Currently, the U.S. supply of molybdenum-99 comes from an aging Canadian reactor. To ensure a reliable future supply, DOE plans to produce the isotope using facilities at Los Alamos and Sandia national laboratories. There, stainless steel tube interiors will be coated with highly enriched uranium and irradiated in a reactor. The tubes will be opened, the enriched uranium coating dissolved, and the molybdenum-99 extracted from numerous fission products. The problem with this process is the large amount of radioactive waste that is generated.

In the envisioned Oak Ridge approach, an enriched molybdenum-98 product would be produced in ORNL's calutrons at the Oak Ridge Y-12 Plant, which separate stable isotopes electromagnetically. The molybdenum-98 would be placed in ORNL's High Flux Isotope Reactor (HFIR), where it would capture a neutron, forming molybdenum-99. This product would then be introduced into large-scale radionuclide generators from which dilute technetium-99m solutions would be extracted and concentrated. The generators and concentrators would be built by DeRoyal Industries near the HFIR.

ORNL’s radionuclide generator technology for producing technetium-99m produces no highly radioactive waste that requires special storage and disposal.

ORNL's radionuclide generator technology offers several advantages over the conventional technology planned for producing technetium-99m. It is simpler and faster. Highly enriched uranium is not required as the starting material. Perhaps most important, it produces no highly radioactive waste that requires special storage and disposal.

The new technology will require approval from the U.S. Food and Drug Administration prior to clinical use. It could make use of the HFIR and several other reactors in the United States, enabling the nation to avoid reliance on imports of molybdenum-99 from foreign sources.

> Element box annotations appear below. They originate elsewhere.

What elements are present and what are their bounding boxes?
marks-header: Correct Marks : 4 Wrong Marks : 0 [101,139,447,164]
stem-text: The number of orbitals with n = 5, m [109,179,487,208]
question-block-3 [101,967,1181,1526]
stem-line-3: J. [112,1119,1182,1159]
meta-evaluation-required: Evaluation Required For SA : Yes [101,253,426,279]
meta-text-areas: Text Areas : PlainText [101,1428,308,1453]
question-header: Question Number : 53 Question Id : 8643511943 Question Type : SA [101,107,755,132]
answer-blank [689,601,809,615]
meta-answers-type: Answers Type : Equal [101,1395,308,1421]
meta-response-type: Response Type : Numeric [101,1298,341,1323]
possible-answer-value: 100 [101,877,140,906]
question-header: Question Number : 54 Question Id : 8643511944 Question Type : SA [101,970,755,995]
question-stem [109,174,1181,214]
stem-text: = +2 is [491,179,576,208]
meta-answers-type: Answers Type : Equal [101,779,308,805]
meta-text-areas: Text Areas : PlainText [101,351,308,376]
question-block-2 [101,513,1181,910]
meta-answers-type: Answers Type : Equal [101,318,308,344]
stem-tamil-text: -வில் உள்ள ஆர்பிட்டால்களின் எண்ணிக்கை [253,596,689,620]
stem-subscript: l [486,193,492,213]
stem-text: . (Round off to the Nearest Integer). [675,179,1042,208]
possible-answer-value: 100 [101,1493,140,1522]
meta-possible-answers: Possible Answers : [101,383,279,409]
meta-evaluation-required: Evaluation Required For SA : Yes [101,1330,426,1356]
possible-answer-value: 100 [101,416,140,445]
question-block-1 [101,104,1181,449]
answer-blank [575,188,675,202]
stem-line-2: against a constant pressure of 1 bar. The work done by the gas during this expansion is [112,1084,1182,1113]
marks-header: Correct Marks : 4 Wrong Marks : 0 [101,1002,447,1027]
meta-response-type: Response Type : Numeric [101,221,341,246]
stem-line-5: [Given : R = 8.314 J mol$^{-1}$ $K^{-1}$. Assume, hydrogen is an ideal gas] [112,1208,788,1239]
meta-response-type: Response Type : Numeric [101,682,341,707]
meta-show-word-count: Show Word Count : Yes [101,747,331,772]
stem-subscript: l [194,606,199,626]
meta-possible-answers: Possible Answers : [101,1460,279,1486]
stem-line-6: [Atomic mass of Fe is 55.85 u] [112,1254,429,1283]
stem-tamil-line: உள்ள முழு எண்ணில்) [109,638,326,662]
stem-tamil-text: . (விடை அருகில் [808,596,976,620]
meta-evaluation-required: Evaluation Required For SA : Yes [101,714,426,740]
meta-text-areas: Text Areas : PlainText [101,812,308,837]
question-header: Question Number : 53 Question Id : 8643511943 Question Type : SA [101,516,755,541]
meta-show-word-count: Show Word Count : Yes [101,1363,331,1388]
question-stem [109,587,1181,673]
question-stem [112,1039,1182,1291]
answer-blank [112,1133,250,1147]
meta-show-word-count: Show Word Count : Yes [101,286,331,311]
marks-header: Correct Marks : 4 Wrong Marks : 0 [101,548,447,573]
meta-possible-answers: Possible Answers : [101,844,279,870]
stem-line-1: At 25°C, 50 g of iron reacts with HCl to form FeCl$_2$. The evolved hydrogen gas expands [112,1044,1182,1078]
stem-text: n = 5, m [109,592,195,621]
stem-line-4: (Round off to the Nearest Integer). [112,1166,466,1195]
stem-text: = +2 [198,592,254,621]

Inventors for one patent for technology developed between ORNL's Chemical Technology and Life Sciences divisions for which exclusive rights were granted to DeRoyal Industries are Saed Mirzadeh, F. F. (Russ) Knapp, Jr., and Emory Collins. The inventors on a second patent for which non-exclusive rights were given for technetium-99m concentration technology are ORNL Nuclear Medicine Group members Knapp, Arnold L. Beets, Mirzadeh, and Stefan Guhlke, from the Clinic for Nuclear Medicine in Bonn, Germany, who worked with the Nuclear Medicine Group as a postdoctoral fellow for six months through July 1996.

Pete DeBusk, DeRoyal Industries president and chief executive officer, expects to develop a global market for this technology. He estimates that approximately 30 persons will be employed in the Oak Ridge area for production of the generator and concentrator units. Production is expected to begin within 2 to 3 years. Annual sales could reach about $75 million. DeRoyal also announced plans to invest $5 million to $10 million in the construction of a new processing facility at ORNL near the HFIR.